Mads Mikkelsen, Sürükleyici Nordic Western’de – The Hollywood Reporter
Sırasında Vaat Edilen Topraklar Orijinal Danca başlığından daha bastırılmış geliyor, Piç (Piç), Nikolaj Arcel’in güçlü tarihi dramasında uysal veya sıradan hiçbir şey yok. Yönetmeni 2012’deki etkileyici işbirliklerinin ardından Mads Mikkelsen’le yeniden bir araya getiriyoruz. Kraliyet meselesiyeni film, dönem eserlerinin güçlü, güçlü ve duygusal açıdan heyecan verici olabileceğini bir kez daha gösteriyor; bu film sınıf, ırkçılık, cinsel istismar, emek sömürüsü ve seçilmiş aileler temalarıyla zenginleştirilmiştir.
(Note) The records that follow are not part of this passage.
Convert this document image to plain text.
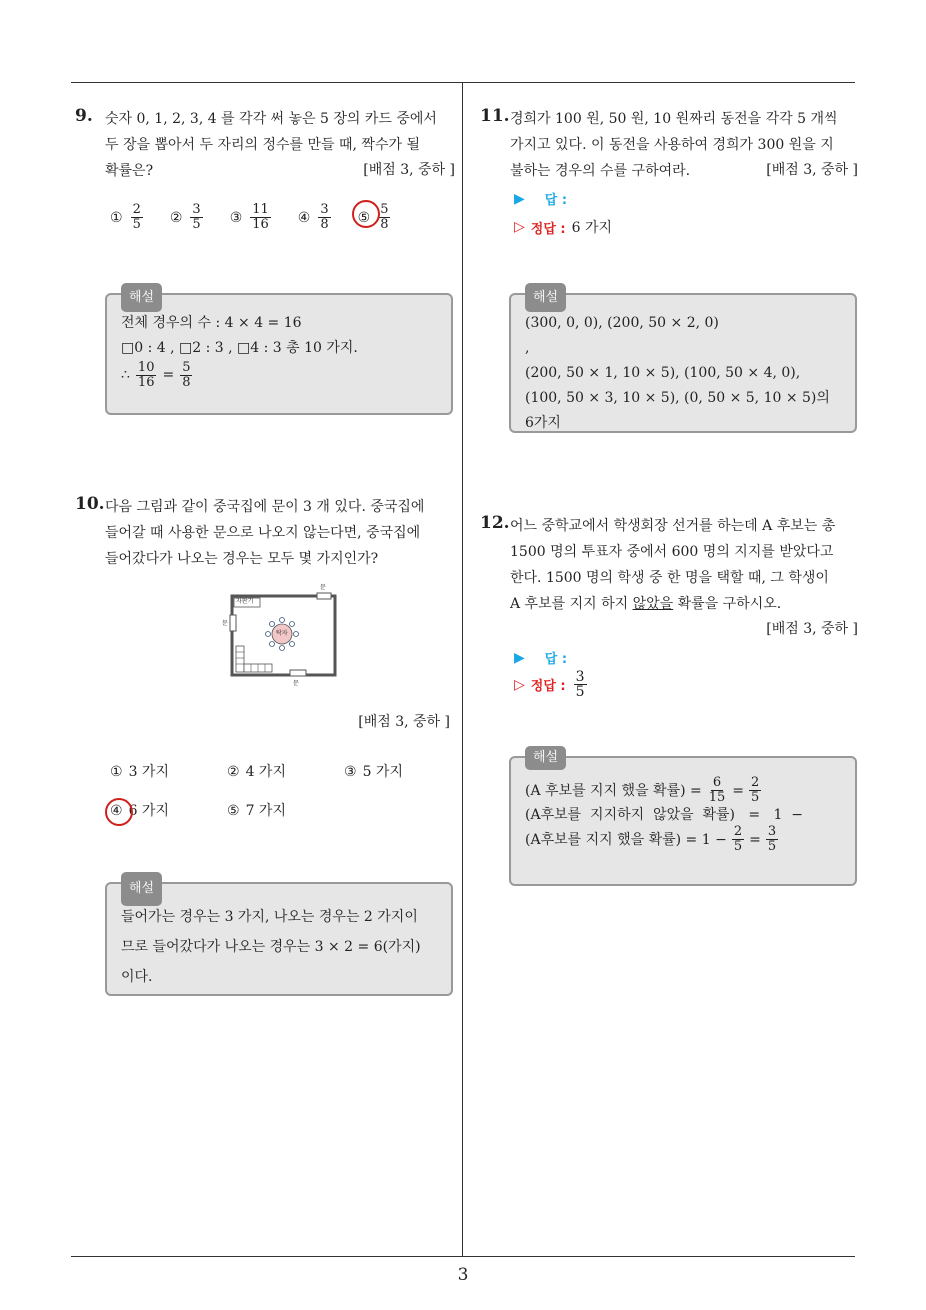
3
9. 숫자 0, 1, 2, 3, 4 를 각각 써 놓은 5 장의 카드 중에서
두 장을 뽑아서 두 자리의 정수를 만들 때, 짝수가 될
확률은?	[배점 3, 중하 ]
① $\frac{2}{5}$ ② $\frac{3}{5}$ ③ $\frac{11}{16}$ ④ $\frac{3}{8}$ ⑤ $\frac{5}{8}$
해설
전체 경우의 수 : 4 × 4 = 16
□0 : 4 , □2 : 3 , □4 : 3 총 10 가지.
∴ $\frac{10}{16} = \frac{5}{8}$
10. 다음 그림과 같이 중국집에 문이 3 개 있다. 중국집에
들어갈 때 사용한 문으로 나오지 않는다면, 중국집에
들어갔다가 나오는 경우는 모두 몇 가지인가?
문
문
문
자판기
탁자
[배점 3, 중하 ]
① 3 가지	② 4 가지	③ 5 가지
④ 6 가지	⑤ 7 가지
해설
들어가는 경우는 3 가지, 나오는 경우는 2 가지이
므로 들어갔다가 나오는 경우는 3 × 2 = 6(가지)
이다.
11. 경희가 100 원, 50 원, 10 원짜리 동전을 각각 5 개씩
가지고 있다. 이 동전을 사용하여 경희가 300 원을 지
불하는 경우의 수를 구하여라.	[배점 3, 중하 ]
▶ 답 :
▷ 정답 : 6 가지
해설
(300, 0, 0), (200, 50 × 2, 0)
,
(200, 50 × 1, 10 × 5), (100, 50 × 4, 0),
(100, 50 × 3, 10 × 5), (0, 50 × 5, 10 × 5)의 6가지
12. 어느 중학교에서 학생회장 선거를 하는데 A 후보는 총
1500 명의 투표자 중에서 600 명의 지지를 받았다고
한다. 1500 명의 학생 중 한 명을 택할 때, 그 학생이
A 후보를 지지 하지 않았을 확률을 구하시오.
[배점 3, 중하 ]
▶ 답 :
▷ 정답 : $\frac{3}{5}$
해설
(A 후보를 지지 했을 확률) = $\frac{6}{15} = \frac{2}{5}$
(A후보를  지지하지  않았을  확률)   =   1  −
(A후보를 지지 했을 확률) = $1 - \frac{2}{5} = \frac{3}{5}$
Bu, eski moda hikaye anlatımının tüm erdemlerini hiçbir sıkıntı izi olmadan sergileyen güzel bir yapım.
Mikkelsen, Bond’un karizmatik kötü adamı olarak dikkatleri üzerine çektiğinden beri uluslararası filmlerde sağlam bir kariyere imza attı. Casino Royalememleketi Danimarka’dan filmler, mesela Av, Bir tur daha ve bu, oyuncunun menzilini en iyi şekilde göstermeye devam ediyor. Bir asilzadenin ve statüsünü yükseltmeye kararlı bir hizmetçinin gayri meşru oğlunu canlandırarak, bir John Ford destanında evindeymiş gibi hissedebilecek bir karaktere manyetik bir metanet, empoze eden fiziksellik ve duygusal iç gözlem getiriyor.
Vaat Edilen Topraklar
Alt çizgi
Drama için verimli toprak.
Mikkelsen, 18. yüzyılın ortalarında Danimarka’da kaptan rütbesine yükselerek ve askerlik hizmeti için madalya alarak mütevazı köklerine meydan okuyan Ludvig Kahlen’ı canlandırıyor. Azim ve hırs sahibi, gururlu bir adam olarak, Jutland’ın çorak arazisini ekip biçmek ve orada bir yerleşim başlatmak için bir teklif sunar; bu, Ludvig’den önce pek çok adamı yenilgiye uğratan, Kral için çok değerli olan potansiyel olarak kazançlı bir projedir.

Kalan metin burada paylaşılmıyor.